Politik Pencitraan SBY
Sejak awal, kelebihan Susilo Bambang Yudhoyono terletak pada pencitraan. Ia mengelola sindiran Taufik Kiemas di penghujung pemerintahan Presiden Megawati, sebagai kekuatan. Ia menjadi sosok teraniaya, hingga banyak rakyat menaruh simpati kepadanya. Hasilnya, ia sukses saat berlaga pada pemilihan presiden, yang baru pertama kali diadakan di Indonesia. Dengan menggandeng Boediono, terbangun dua citra. Di satu sisi SBY melibatkan ahli ekonomi yang mumpuni, pada sisi lain mengurangi tarik-menarik kepentingan politik, seperti ketika Jusuf Kalla menjadi representasi Partai Golkar di istana.

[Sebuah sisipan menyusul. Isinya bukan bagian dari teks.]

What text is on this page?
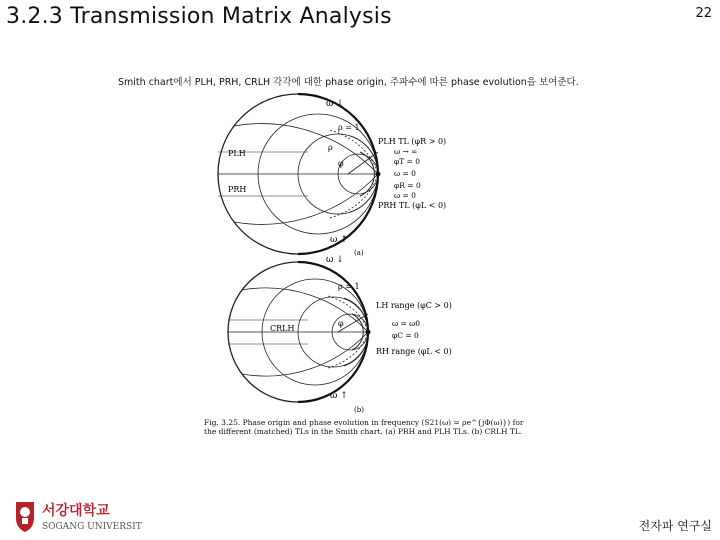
3.2.3 Transmission Matrix Analysis	22
Smith chart에서 PLH, PRH, CRLH 각각에 대한 phase origin, 주파수에 따른 phase evolution을 보여준다.
ω ↓
ρ = 1
PLH
PRH
ρ
φ
PLH TL (φR > 0)
ω → ∞
φT = 0
ω = 0
φR = 0
ω = 0
PRH TL (φL < 0)
ω ↑
(a)
ω ↓
ρ = 1
LH range (φC > 0)
CRLH
φ	ω = ω0
φC = 0
RH range (φL < 0)
ω ↑
(b)
Fig. 3.25. Phase origin and phase evolution in frequency (S21(ω) = ρe^{jΦ(ω)}) for the different (matched) TLs in the Smith chart. (a) PRH and PLH TLs. (b) CRLH TL.
서강대학교
SOGANG UNIVERSITY	전자파 연구실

Citra sangat penting. Bahkan, sejak awal pemerintahannya, ia mempekerjakan konsultan komunikasi politik, juga dua fotografer. Ia tahu, foto punya kekuatan untuk bertutur lebih dari seribu kata, juga (mungkin) bahasa. Moderen tampaknya, dan memang begitulah yang seharusnya. Sebagai orang yang menyukai fotografi, pasti senang ketika ada dua wartawan foto ditarik ke istana untuk membuat dokumentasi untuknya. Para pewarta foto, termasuk pihak yang diuntungkan, sebab dua teman fotografer yang bekerja untuknya, bisa turut mengatur posisi SBY pada sebuah acara, sehingga dapat menghasilkan rekaman yang bagus, karena angle bisa di-setting sedemikian rupa. Foto-foto tak biasa SBY –dalam arti pada momen-momen privat atau sangat khusus, pun bisa tersiar di media massa karena peran dua fotografer istana, yang rajin mengirim ke redaksi media massa. Karena menyangkut citra, sudah semestinya melalui proses seleksi sebelumnya. Sebuah tindakan yang sah-sah saja sebenarnya.

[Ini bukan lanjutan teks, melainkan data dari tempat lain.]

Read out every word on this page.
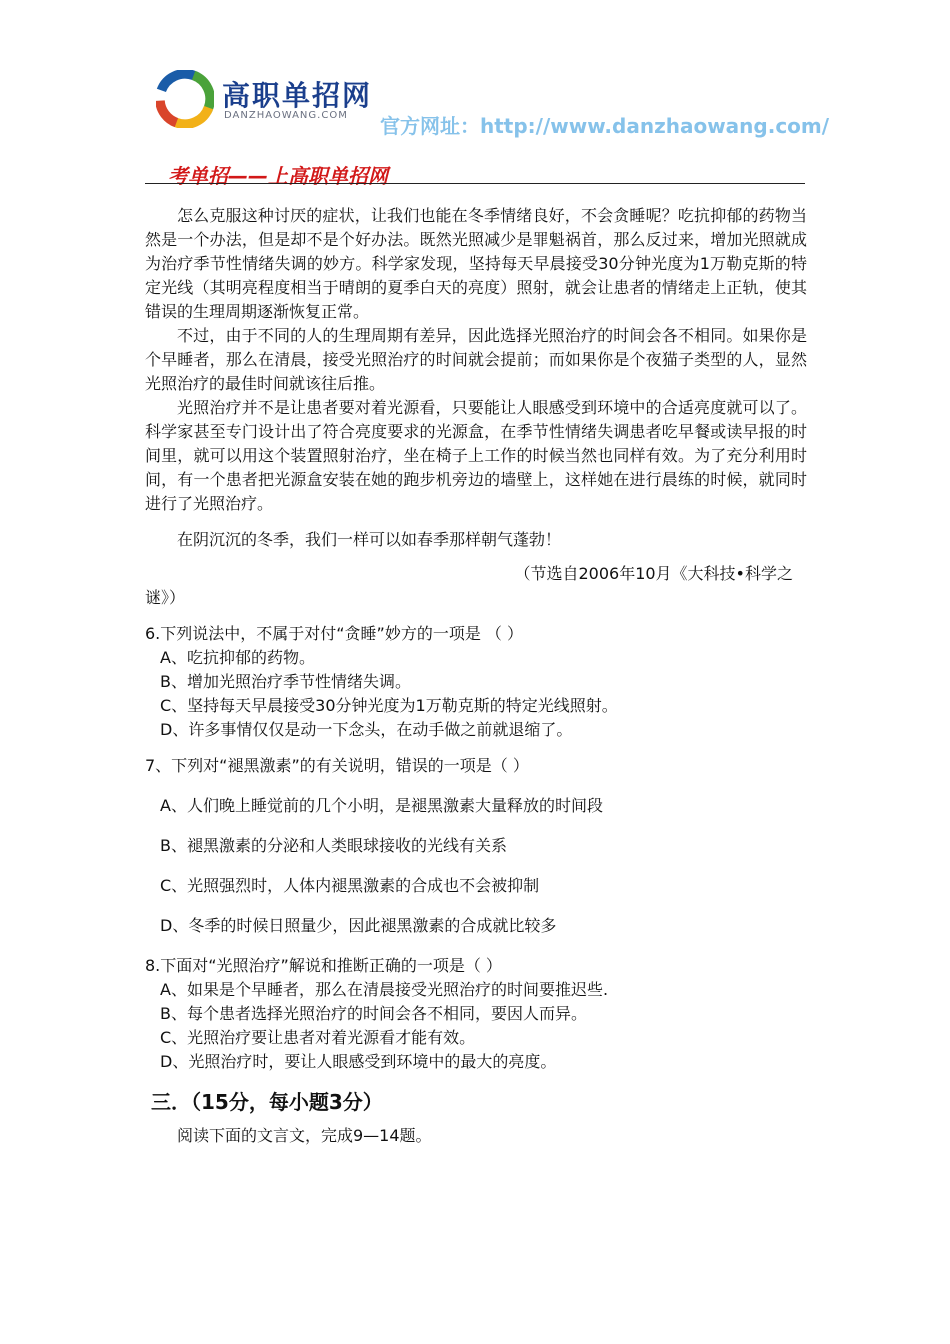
高职单招网
DANZHAOWANG.COM 官方网址：http://www.danzhaowang.com/
考单招——上高职单招网

怎么克服这种讨厌的症状，让我们也能在冬季情绪良好，不会贪睡呢？吃抗抑郁的药物当然是一个办法，但是却不是个好办法。既然光照减少是罪魁祸首，那么反过来，增加光照就成为治疗季节性情绪失调的妙方。科学家发现，坚持每天早晨接受30分钟光度为1万勒克斯的特定光线（其明亮程度相当于晴朗的夏季白天的亮度）照射，就会让患者的情绪走上正轨，使其错误的生理周期逐渐恢复正常。

不过，由于不同的人的生理周期有差异，因此选择光照治疗的时间会各不相同。如果你是个早睡者，那么在清晨，接受光照治疗的时间就会提前；而如果你是个夜猫子类型的人，显然光照治疗的最佳时间就该往后推。

光照治疗并不是让患者要对着光源看，只要能让人眼感受到环境中的合适亮度就可以了。科学家甚至专门设计出了符合亮度要求的光源盒，在季节性情绪失调患者吃早餐或读早报的时间里，就可以用这个装置照射治疗，坐在椅子上工作的时候当然也同样有效。为了充分利用时间，有一个患者把光源盒安装在她的跑步机旁边的墙壁上，这样她在进行晨练的时候，就同时进行了光照治疗。

在阴沉沉的冬季，我们一样可以如春季那样朝气蓬勃！

（节选自2006年10月《大科技•科学之

谜》）

6.下列说法中，不属于对付“贪睡”妙方的一项是 （ ）

A、吃抗抑郁的药物。

B、增加光照治疗季节性情绪失调。

C、坚持每天早晨接受30分钟光度为1万勒克斯的特定光线照射。

D、许多事情仅仅是动一下念头，在动手做之前就退缩了。

7、下列对“褪黑激素”的有关说明，错误的一项是（ ）

A、人们晚上睡觉前的几个小明，是褪黑激素大量释放的时间段

B、褪黑激素的分泌和人类眼球接收的光线有关系

C、光照强烈时，人体内褪黑激素的合成也不会被抑制

D、冬季的时候日照量少，因此褪黑激素的合成就比较多

8.下面对“光照治疗”解说和推断正确的一项是（ ）

A、如果是个早睡者，那么在清晨接受光照治疗的时间要推迟些.

B、每个患者选择光照治疗的时间会各不相同，要因人而异。

C、光照治疗要让患者对着光源看才能有效。

D、光照治疗时，要让人眼感受到环境中的最大的亮度。

三．（15分，每小题3分）

阅读下面的文言文，完成9—14题。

Kepedulian akan pentingnya citra, bahkan bisa kita simak melalui iklan-iklan SBY di televisi menjelang pemilu tahun lalu. Ia tak sungkan mendompleng popularitas iklan Indo Mie, dengan mengganti syair lagu tema iklan Indo Mie Seleraku dengan SBY Presidenku. Alhasil, setiap mendengar iklan mie instan itu, kita juga teringat SBY (meski saya berpendapat sebaliknya, setiap lihat iklan SBY itu, saya justru ingat apa yang harus saya lakukan saat kelaparan pada dini hari).Tentu, para pemilih SBY tak bisa disebut sebagai korban iklan. Dan sebaliknya, kita tak bisa menganggap SBY sebagai presiden instan. Dia bergelar doktor, karena itu ia orang pintar (meski belum terbukti sebagai peminum jamu Tolak Angin). Sebagai orang pintar, SBY sangat piawai berhitung untung-rugi penggunaan jingle iklan itu untuk kepentingan politiknya. Dalam iklan, dikenal istilah awareness dan asosiasi. Setiap mendengar iklan Indo Mie, asosisasi orang bisa tertuju ke sosok SBY. Dan itu terjadi lantaran orang sudah aware terhadap sosoknya: yang tampak smart, kalem, dan berwibawa. Itulah citra yang diingininya.
Bahkan tidak hanya melalui foto dan iklan namun, banyak sudah capaian dari kebijakan yang diterapkannya. Pembentukan KPK, misalnya, berhasil mendongkrak citra dirinya menjadi sosok antikorupsi. Ketika besannya, Aulia Pohan, pun digelandang para pengadil, juga kian mengukuhkan dirinya sebagai sosok yang adil, tak pilih kasih, dan terhindar dari kesan tebang pilih. Ini memang sebuah kegilaan dan sangat ironis, ketika wong cilik (rakyat) dalam belenggu keterpurukan, politik pencitraan sangat marak di bangsa ini ,dimana di gunakan pemimpin untuk meraih suara dalam pemilu. Politik pencitraan pemimpin adalah ciri khas negara-negara terbelakang, bagi negera maju dan modern yang diperlukan bukanlah pencitraan, tapi sebuah tindakan dan realitas kehidupan.